Grace Reisinger and ROF Consulting hit with $2 million judgment for Commodities Fraud


The U.S. Commodity Futures Trading Commission (CFTC) has announced that the Honorable Joan B. Gottschall of the U.S. District Court for the Northern District of Illinois entered a Final Judgment and Order against Grace Elizabeth Reisinger of Grand Island, Nebraska and her company ROF Consulting, LLC (ROF) for operating a fraudulent commodity pool scheme.

The Order, entered on October 4, 2017, requires Reisinger to pay restitution of $497,893.88 to defrauded pool participants and to disgorge $153,355.04.  The Order requires ROF to disgorge $344,108.30. The Order also imposes a total of $1,105,917.02 in civil monetary penalties against Reisinger and ROF and permanently bars Reisinger from registering with the CFTC, and from trading in any commodity interest.
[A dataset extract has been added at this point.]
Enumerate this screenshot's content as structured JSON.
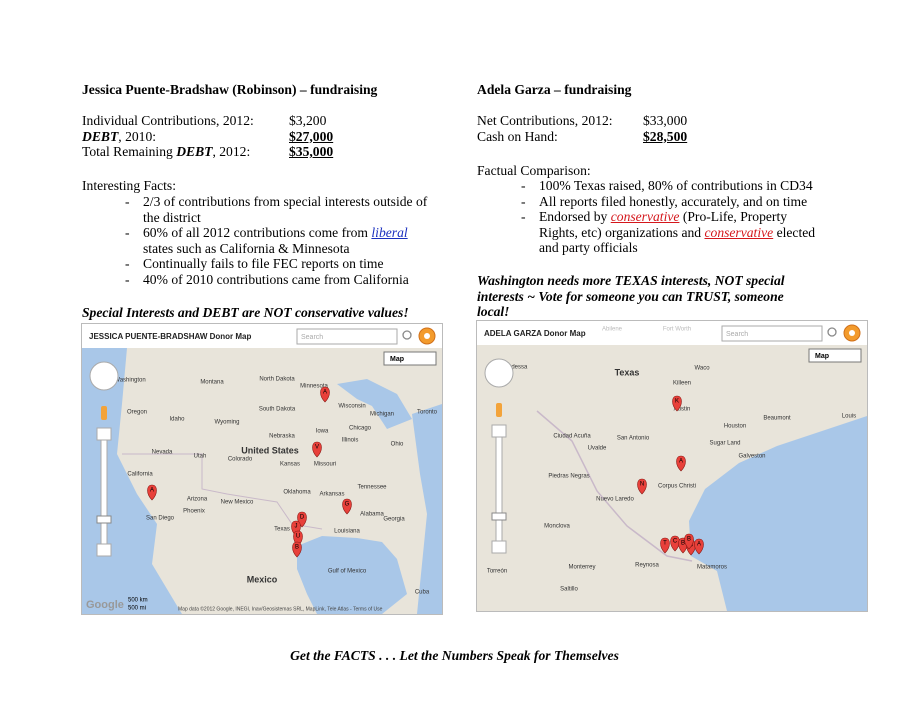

Furthermore, the Order enters an award of prejudgment interest and holds Reisinger liable for ROF’s violations of the Commodity Exchange Act and liable for the disgorgement and civil monetary penalty amounts as the controlling person of ROF.

The CFTC cautions that Orders requiring repayment of funds to victims may not result in the recovery of any money lost because the wrongdoers may not have sufficient funds or assets. The CFTC will continue to fight vigorously for the protection of customers and to ensure the wrongdoers are held accountable.

The Order follows a jury trial and verdict returned on September 13, 2016 against Reisinger on all charges, including futures fraud, options fraud, Commodity Pool Operator (CPO) fraud and registration violations (see CFTC Press Release 7444-16, September 14, 2016). In June 2011, the CFTC charged Reisinger and ROF with operating a fraudulent commodity pool that solicited approximately $4 million from pool participants from at least February 28, 2005 to October 26, 2009 (see CFTC Complaint and Press Release 6065-11, June 30, 2011). Pool participants included a church located in Tofoa, Tonga, as well as investors in the United States and Australia. ROF failed to answer the CFTC’s Complaint, and in September 2015, the Court entered a default judgment against ROF and permanently enjoined it from engaging in any activity related to commodity trading.

Memorandum Opinion and Order Entered Earlier

Earlier, on September 19, 2017, the Court entered a Memorandum Opinion and Order, which denies Reisinger’s motion for a new trial, and finds that the evidence at trial supported the jury’s determination that Reisinger made fraudulent misrepresentations and omissions to actual and prospective pool participants, including that she was exempt from the CFTC’s registration requirement, that the pool only solicited and accepted funds from participants who met the definition of a Qualified Eligible Person, and that the minimum required investment in the pool was $5 million.

The Memorandum Opinion finds that the evidence at trial supported the jury’s verdict that Reisinger operated a commodity pool without registering or filing a valid exemption from CFTC registration, failed to provide pool participants with required monthly account statements and annual reports, and failed to amend an invalid exemption from registration.

The CFTC thanks the Australian Securities and Investment Commission (ASIC), National Futures Association, and U.S. Attorney’s Office for the Western District of North Carolina (Charlotte office) for their assistance.